Risk mitigation is tremendously important. Some PSP’s fund their clients one week after transactions are processed to reduce potential losses. This can create friction with their client base that might really need that money for Friday payroll. There are of course many stories of businesses getting their accounts shut down without notice and having their funds frozen for 60-90 days. Their contract with the PSP usually gives this right to the aggregator as part of the risk mitigation component.

In addition as the PSP you will be front line for payment related support and when money is on the line you know people want service ASAP. There must be thought given to the support burden when pursuing the PSP model.
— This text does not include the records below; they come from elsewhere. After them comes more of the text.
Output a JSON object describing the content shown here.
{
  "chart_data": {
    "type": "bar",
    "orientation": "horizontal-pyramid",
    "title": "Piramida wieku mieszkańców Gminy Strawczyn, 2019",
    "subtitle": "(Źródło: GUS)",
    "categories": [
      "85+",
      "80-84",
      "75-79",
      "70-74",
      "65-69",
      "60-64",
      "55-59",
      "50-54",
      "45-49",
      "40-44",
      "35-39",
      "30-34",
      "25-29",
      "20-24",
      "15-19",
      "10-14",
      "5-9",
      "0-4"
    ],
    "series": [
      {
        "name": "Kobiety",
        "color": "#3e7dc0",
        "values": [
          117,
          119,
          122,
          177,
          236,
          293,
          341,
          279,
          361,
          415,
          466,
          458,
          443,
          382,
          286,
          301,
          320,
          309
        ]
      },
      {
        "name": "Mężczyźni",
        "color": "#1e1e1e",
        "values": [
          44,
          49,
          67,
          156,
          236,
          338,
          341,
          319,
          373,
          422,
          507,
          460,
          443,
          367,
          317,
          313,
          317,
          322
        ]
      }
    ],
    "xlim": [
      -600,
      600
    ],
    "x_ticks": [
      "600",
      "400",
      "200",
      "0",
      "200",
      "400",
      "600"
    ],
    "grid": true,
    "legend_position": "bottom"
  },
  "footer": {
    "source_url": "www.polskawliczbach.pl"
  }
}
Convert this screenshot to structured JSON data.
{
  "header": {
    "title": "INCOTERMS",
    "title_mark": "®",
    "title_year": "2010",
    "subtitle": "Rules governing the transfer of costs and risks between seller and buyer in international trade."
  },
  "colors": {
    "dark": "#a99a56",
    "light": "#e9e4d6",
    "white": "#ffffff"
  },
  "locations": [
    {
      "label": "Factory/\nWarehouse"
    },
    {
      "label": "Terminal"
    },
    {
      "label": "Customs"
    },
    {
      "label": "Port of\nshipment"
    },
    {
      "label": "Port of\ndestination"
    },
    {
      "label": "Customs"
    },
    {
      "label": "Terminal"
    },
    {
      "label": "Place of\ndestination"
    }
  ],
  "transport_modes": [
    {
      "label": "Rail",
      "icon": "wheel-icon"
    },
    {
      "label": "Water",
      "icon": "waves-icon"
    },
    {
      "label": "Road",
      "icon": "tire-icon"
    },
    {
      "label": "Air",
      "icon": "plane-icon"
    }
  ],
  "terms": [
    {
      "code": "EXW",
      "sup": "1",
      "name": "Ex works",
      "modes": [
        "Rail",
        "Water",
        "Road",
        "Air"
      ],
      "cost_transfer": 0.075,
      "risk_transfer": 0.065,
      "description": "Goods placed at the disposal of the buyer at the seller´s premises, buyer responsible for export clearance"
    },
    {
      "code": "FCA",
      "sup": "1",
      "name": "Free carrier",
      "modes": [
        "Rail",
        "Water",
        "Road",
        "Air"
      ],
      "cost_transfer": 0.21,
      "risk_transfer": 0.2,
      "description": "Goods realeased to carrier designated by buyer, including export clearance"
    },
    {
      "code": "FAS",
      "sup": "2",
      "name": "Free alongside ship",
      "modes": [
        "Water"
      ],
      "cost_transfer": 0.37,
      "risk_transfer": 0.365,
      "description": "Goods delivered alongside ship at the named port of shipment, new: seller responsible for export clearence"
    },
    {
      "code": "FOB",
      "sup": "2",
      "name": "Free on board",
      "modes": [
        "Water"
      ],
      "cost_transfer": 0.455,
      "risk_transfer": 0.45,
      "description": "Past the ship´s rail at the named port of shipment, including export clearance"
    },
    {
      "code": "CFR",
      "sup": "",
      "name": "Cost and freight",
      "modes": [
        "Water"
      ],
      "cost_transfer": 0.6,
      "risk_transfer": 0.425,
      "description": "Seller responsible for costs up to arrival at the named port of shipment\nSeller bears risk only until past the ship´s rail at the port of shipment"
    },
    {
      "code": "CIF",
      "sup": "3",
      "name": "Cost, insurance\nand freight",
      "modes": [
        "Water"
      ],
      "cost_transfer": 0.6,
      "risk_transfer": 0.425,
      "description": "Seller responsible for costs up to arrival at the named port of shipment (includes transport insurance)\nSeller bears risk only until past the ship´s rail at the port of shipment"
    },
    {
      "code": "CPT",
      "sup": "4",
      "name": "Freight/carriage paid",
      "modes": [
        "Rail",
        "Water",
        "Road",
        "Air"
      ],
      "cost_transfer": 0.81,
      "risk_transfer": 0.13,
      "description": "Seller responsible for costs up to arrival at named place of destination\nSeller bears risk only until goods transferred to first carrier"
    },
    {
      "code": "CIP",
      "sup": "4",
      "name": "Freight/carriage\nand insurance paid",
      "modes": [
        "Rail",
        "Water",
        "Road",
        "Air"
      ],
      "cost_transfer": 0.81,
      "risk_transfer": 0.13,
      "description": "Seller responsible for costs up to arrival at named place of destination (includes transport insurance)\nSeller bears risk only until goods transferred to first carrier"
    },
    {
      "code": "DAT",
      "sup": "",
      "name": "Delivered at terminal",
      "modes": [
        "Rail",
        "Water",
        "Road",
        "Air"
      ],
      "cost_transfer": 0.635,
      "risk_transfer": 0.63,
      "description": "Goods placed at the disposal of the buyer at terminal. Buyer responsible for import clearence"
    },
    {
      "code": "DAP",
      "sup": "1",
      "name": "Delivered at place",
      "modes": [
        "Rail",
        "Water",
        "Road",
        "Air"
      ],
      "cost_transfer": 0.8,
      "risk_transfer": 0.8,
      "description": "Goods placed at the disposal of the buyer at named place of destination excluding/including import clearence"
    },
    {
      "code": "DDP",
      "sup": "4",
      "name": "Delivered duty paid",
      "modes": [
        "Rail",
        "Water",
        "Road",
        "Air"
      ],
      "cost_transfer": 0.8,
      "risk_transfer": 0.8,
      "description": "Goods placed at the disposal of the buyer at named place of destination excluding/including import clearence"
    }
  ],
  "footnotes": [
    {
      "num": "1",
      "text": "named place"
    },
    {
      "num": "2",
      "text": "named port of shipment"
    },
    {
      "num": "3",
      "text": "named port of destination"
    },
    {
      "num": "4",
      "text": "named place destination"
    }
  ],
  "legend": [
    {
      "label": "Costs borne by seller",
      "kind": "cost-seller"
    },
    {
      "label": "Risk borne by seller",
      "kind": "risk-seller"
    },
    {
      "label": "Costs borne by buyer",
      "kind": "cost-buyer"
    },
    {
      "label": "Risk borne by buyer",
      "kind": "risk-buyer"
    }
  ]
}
The more you “know” your client base and the potential for dollar loss the more informed your decision could be.

So it for you? Definitely a decision your business needs to give a lot of thought to. If fast/easy client boarding is a must the PSP model is very tough to beat. There is of course the risk mitigation that MUST be addressed. There are certainly cases where payment processors have gone down because they did not properly mitigate exposure. Customer service burdens are also a part of your decisioning. Typically you will also have an integration timetable to ensure the account provisioning, application process and KYC [know your customer] obligations are programmatically correct.

Your company must apply to become a Payment Facilitator. You will be required to explain your business model, what your projected processing dollar volumes are, how your compliance burdens [PCI, KYC] will be met. Also of importance is that you are financially sound. If you’re a start up, co-founders and any financial backing will be looked at.

Another factor is understanding that your pricing “cost” may be higher than a TPP. This is of course down to risk. A 2.9% sell rate is relatively common and this in many cases may be higher than a merchant that is underwritten conventionally by a TPP. However, smaller merchants that don’t process a lot of transactions might find a flat fee with no additional monthly fees a better value. So the barrier of “getting better pricing” typically is mitigated by ease of setup and deployment and in some cases is unwarranted. The point is that in the revenue potential planning phase your hard costs may be higher than a standard TPP [or merchant service provider]. Typically your buy rate as a PSP is dependent upon business model, financial soundness and other considerations. In talking with your payment aggregation provider partner this would be decided based on factors above.

Another Option?

There is an alternative to becoming a PSP while still being able to offer fast account set up. You may find a TPP with slick API’s for merchant account onboarding that offers a hybrid blend between traditional reselling merchant accounts for a TPP and acting as a Payment Facilitator. Advantages are no risk, no support and much lower implementation costs. You still gain revenue benefits without admin burdens. It is unlikely you would be able to provision accounts as quickly as if acting as the PSP, but a middle ground may be the best fit for you.

In summary payment aggregation isn’t for everyone but that s not what is important. The question is “Is it right for you”?